Results: Forty-seven neonates met the study selection criteria. The mean age (standard deviation [SD]) at index date and mean birthweight (SD) were 13.9 (9.4) days and 3.0 (0.6) kg, respectively. Almost all neonates (n=46; 97.9%) received a first dose of LCM in an intensive care unit and were treated with several other ASMs before index date, including phenobarbital (n=37; 78.7%), fosphenytoin (n=29; 61.7%), and levetiracetam (n=27; 57.4%). The median number of days on LCM was 10 (range 1–30) days. Nine patients (19.1%) received LCM through the end of the follow-up period. Nineteen patients (40.4%) were prescribed LCM at transfer or discharge.

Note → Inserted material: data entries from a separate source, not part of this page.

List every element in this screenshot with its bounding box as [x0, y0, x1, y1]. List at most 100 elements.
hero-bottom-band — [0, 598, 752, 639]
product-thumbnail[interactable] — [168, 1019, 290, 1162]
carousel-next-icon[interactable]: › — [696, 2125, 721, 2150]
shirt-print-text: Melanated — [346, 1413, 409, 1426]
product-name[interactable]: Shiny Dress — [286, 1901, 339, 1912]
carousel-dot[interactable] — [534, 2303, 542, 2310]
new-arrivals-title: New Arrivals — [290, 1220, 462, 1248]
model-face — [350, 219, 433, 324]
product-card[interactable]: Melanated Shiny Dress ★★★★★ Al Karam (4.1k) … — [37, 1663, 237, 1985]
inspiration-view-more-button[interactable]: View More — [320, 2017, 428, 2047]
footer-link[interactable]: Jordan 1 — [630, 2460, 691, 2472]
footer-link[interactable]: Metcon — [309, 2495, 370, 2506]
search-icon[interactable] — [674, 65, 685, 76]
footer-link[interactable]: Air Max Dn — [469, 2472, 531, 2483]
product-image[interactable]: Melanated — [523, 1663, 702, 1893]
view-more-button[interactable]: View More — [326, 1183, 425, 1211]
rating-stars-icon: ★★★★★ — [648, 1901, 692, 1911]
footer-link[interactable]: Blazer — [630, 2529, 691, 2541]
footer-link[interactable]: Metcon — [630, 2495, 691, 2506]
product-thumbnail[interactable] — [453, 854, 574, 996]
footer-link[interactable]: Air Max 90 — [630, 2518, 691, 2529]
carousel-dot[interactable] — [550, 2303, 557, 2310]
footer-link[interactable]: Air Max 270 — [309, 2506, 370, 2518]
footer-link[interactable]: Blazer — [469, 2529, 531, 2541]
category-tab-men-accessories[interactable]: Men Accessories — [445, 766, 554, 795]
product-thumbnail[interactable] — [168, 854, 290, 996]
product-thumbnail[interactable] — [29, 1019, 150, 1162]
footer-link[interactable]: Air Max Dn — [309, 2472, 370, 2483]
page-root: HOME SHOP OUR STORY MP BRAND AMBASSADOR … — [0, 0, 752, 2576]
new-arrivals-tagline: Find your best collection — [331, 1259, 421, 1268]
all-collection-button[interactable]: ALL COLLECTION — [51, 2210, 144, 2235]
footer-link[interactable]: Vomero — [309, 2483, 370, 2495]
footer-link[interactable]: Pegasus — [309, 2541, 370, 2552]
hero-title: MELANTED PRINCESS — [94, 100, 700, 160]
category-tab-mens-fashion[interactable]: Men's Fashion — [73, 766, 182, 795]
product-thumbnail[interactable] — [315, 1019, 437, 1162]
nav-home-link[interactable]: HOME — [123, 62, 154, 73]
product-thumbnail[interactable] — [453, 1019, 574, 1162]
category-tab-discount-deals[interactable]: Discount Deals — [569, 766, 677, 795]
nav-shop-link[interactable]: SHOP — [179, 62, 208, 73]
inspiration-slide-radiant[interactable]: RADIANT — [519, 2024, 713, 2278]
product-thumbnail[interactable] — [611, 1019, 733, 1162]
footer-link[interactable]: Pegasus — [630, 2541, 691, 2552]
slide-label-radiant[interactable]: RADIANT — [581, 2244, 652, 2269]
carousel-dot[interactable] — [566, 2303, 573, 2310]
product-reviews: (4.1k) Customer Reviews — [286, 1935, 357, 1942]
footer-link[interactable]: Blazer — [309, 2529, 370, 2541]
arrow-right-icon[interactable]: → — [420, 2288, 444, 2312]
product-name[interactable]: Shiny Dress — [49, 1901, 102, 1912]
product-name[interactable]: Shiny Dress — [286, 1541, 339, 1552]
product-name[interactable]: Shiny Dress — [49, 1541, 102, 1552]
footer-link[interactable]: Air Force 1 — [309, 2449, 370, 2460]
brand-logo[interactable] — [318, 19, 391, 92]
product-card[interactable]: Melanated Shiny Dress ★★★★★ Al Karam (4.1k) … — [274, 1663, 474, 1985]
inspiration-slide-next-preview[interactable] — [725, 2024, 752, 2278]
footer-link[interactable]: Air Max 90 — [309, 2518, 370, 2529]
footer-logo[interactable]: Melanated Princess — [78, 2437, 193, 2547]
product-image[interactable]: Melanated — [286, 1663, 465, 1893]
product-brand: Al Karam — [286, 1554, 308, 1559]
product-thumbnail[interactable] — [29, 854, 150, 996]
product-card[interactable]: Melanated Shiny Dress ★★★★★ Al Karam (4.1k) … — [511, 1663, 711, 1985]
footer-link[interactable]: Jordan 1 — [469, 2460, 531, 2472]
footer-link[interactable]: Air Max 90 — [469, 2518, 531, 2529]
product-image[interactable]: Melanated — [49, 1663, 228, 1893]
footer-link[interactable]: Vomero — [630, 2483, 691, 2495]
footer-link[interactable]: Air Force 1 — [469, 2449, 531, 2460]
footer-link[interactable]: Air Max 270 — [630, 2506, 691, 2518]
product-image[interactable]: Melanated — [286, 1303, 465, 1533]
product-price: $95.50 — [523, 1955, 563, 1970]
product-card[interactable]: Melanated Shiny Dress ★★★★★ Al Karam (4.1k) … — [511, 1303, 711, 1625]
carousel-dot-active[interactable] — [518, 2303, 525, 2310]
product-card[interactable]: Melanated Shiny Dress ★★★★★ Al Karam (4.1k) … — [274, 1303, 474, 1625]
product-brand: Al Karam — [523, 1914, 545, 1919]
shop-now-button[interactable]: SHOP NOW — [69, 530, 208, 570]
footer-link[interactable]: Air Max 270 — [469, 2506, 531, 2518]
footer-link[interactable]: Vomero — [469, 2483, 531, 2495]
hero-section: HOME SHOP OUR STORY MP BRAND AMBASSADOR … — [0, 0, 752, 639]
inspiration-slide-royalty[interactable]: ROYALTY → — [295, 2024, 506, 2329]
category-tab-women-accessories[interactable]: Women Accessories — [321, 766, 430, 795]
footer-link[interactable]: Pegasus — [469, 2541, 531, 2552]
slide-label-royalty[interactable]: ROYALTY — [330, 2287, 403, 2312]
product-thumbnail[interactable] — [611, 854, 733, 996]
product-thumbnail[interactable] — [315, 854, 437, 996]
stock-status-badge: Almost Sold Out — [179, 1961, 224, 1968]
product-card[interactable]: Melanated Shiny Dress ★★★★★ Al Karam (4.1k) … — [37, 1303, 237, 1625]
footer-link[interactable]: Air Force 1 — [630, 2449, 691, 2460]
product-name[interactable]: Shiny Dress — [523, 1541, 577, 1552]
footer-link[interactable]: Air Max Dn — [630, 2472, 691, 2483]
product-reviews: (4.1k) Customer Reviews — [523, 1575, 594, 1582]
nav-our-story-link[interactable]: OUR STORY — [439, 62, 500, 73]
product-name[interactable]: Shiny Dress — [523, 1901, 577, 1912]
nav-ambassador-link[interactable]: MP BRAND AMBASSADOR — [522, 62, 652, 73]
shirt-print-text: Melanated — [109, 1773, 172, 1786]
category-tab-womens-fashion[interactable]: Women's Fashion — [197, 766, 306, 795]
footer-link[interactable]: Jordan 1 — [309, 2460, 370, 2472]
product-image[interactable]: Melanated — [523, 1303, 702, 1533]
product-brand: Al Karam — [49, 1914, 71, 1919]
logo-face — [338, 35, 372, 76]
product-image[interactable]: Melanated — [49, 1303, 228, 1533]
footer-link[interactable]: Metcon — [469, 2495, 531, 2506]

During the median safety follow-up of 12 (interquartile range 7–28) days, the crude incidence rate per 1000 person days of health conditions by diagnostic categories were 10.49 (95% confidence interval [CI]: 4.22–21.62) for cardiac conditions, 4.38 (95% CI: 0.90–12.80) for skin and subcutaneous tissue disorders, 2.81 (95% CI: 0.34–10.16) for blood or lymphatic system disorders and for nervous system disorders, each. Nine deaths (19.1%) were observed in the cohort. Physicians caring for these patients did not attribute any health conditions to LCM. EEG data were available for 34 patients and confirmed the presence of electrographic seizures in 31 patients, including 15 neonates (44.1%) with electrographic status epilepticus on the index date. Effectiveness assessment based on EEG reports was possible in 18 patients. On day 1, nine out of 18 patients (50%) improved and three patients (16.7%) had an improvement in seizure burden of greater than 50%.

Conclusions: The results from this study indicate LCM is being used to treat neonates with seizures, is not associated with safety events attributable to LCM, and may be effective, with half of the patients showing improvement in seizures. Further controlled studies are required to confirm the safety and effectiveness of LCM for neonatal seizures.

Funding: Please list any funding that was received in support of this abstract.: UCB Pharma-funded.